Mais ce n’est plus le moment de tergiverser, c’est le moment de l’action, c’est pour cela que je me suis levé de si bonne heure. Pour être tranquille, être encore dans la nuit qui me protège de son silence. La maison est calme, femme et enfants dorment, c’est le moment de la confrontation, la bataille va avoir lieu entre le stylo et la feuille. D’ailleurs que vais-je choisir, le clavier ou le cahier ? Je me mets en position, range le bureau, compte mes crayons, fait de la place pour être à l’aise. Petites manies, petit rituel qui cache ma panique, retarde l’instant fatidique, pallie mon vide intérieur.
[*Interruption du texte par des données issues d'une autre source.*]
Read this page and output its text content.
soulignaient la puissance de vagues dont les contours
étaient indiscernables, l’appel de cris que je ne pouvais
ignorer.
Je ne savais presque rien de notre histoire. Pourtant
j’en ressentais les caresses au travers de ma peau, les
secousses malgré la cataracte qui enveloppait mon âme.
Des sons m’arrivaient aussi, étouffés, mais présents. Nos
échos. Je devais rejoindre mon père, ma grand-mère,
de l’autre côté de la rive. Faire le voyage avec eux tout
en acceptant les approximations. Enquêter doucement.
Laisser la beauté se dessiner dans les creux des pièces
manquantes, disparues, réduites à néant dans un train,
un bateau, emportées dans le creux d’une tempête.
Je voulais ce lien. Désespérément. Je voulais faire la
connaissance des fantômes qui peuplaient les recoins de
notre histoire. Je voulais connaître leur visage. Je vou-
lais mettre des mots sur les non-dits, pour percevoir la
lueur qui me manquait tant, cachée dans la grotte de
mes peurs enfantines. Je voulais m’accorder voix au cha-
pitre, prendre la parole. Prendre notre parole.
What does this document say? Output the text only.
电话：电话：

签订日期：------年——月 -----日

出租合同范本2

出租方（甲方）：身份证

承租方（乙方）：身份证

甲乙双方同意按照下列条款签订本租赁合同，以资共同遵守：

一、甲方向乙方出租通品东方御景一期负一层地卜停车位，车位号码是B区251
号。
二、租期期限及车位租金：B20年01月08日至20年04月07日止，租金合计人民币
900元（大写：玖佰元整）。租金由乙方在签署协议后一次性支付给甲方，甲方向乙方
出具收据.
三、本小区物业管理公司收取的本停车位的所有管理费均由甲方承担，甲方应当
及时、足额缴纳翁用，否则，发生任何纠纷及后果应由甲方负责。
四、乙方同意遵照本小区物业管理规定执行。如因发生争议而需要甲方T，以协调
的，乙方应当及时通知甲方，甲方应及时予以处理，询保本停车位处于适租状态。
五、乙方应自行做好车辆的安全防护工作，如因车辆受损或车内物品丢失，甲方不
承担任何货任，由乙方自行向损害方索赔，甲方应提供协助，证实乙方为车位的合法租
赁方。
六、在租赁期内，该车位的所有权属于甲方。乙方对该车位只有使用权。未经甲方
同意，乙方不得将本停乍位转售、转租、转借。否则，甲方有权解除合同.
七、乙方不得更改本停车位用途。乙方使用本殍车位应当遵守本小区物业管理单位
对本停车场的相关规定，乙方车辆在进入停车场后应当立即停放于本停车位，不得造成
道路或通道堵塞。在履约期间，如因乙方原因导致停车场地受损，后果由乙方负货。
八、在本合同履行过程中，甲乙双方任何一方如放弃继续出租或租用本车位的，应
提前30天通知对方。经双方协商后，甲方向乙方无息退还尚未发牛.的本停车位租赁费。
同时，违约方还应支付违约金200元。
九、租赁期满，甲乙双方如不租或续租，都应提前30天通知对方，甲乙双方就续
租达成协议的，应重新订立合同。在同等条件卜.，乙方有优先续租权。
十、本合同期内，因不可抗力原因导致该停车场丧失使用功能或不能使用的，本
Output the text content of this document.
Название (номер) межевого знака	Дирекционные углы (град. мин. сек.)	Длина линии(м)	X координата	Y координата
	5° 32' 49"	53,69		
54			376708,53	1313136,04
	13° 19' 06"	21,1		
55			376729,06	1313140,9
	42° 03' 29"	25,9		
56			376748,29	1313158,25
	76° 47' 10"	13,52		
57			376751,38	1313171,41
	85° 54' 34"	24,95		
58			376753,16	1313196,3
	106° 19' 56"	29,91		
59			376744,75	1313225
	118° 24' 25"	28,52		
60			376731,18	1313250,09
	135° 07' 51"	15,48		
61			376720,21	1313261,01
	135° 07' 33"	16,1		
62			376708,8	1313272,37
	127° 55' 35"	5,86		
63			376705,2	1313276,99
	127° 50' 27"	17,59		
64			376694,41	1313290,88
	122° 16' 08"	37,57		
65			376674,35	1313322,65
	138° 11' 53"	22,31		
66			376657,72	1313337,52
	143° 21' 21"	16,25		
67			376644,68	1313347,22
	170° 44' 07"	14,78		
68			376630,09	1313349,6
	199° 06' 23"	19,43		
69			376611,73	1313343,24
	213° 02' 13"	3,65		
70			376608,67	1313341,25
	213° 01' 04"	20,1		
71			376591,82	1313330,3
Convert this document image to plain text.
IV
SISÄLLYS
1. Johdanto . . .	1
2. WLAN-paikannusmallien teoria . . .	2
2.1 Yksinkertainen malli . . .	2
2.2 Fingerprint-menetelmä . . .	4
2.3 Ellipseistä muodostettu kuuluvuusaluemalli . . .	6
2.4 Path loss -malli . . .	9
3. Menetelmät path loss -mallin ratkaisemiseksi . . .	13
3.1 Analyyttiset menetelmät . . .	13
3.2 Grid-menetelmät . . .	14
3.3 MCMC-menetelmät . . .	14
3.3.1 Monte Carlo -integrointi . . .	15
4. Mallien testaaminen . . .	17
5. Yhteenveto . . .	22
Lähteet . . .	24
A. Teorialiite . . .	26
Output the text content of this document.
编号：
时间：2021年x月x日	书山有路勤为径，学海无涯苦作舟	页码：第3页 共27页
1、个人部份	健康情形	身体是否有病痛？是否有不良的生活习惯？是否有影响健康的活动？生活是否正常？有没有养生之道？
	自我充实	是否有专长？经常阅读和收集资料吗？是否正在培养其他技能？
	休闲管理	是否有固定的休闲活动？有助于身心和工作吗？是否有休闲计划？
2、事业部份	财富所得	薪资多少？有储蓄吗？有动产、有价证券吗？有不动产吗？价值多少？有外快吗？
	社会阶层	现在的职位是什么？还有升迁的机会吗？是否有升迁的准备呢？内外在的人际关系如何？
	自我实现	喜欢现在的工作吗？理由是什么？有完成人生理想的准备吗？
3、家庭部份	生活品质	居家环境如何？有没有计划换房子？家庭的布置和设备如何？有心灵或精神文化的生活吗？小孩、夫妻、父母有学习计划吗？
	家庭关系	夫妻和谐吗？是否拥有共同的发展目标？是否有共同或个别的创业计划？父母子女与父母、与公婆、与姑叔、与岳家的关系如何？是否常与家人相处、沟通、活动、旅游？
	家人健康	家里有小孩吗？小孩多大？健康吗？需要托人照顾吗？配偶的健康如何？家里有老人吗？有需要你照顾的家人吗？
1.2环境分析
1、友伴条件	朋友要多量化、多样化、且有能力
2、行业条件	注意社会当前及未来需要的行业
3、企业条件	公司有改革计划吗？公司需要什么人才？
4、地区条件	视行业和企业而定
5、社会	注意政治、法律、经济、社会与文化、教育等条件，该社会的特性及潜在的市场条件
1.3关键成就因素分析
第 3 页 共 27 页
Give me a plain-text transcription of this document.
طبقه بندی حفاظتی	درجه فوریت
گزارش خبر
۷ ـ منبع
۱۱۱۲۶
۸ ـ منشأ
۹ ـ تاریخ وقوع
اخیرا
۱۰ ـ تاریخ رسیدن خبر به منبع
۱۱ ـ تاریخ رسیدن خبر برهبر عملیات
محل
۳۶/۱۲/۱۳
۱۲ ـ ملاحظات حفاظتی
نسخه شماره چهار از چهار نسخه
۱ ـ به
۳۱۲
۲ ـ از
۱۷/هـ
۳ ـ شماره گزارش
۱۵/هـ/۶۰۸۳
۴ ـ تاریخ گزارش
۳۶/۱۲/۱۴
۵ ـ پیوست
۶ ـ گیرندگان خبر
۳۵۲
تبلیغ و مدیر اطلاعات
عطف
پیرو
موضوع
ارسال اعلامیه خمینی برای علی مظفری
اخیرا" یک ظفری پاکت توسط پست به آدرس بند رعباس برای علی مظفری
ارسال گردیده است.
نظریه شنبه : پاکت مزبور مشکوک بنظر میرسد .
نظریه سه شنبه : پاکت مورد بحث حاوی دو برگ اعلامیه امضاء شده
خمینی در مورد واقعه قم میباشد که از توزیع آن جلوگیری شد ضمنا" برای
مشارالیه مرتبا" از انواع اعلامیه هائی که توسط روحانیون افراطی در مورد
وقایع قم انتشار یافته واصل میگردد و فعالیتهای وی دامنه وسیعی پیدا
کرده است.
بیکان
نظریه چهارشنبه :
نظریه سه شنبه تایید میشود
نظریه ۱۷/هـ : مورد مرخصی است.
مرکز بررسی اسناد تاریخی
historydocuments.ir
Je dépose la feuille sur le sous-main, la blancheur immaculée du papier comme une neige vierge n’attend que mes traces de skieur pour exister. Je serais le premier, le seul à fouler cette étendue blanche et à y laisser mon empreinte avant que le temps ne la recouvre comme il recouvre toujours et inexorablement tout. Commencez par le personnage, le présenter dans son environnement, comprendre les tourments qui l’assaillent au moment où commence le récit, voilà qui peut être accrocheur me dis-je. Les premiers pas sont fébriles, puis prenant confiance la phrase déroule alors que je n’y croyais plus. Je suis comme un handicapé qui retrouverait l’usage de ces jambes doucement, prudemment. Comme le doute peut être destructeur, cet ami du vide, cet empêcheur d’écrire en rond ne doit plus m’accaparer.
Car je sais où je vais, j’ai tout en moi. Dans ma tête chaque chapitre s’emboîte, je dois me faire confiance. La deuxième phrase arrive presque naturellement, je respire mieux espérant que ce blocage ne sera plus qu’un mauvais souvenir. Je me détends, libérant mon esprit de toutes les pensées extérieur à ma création. J’écris enfin…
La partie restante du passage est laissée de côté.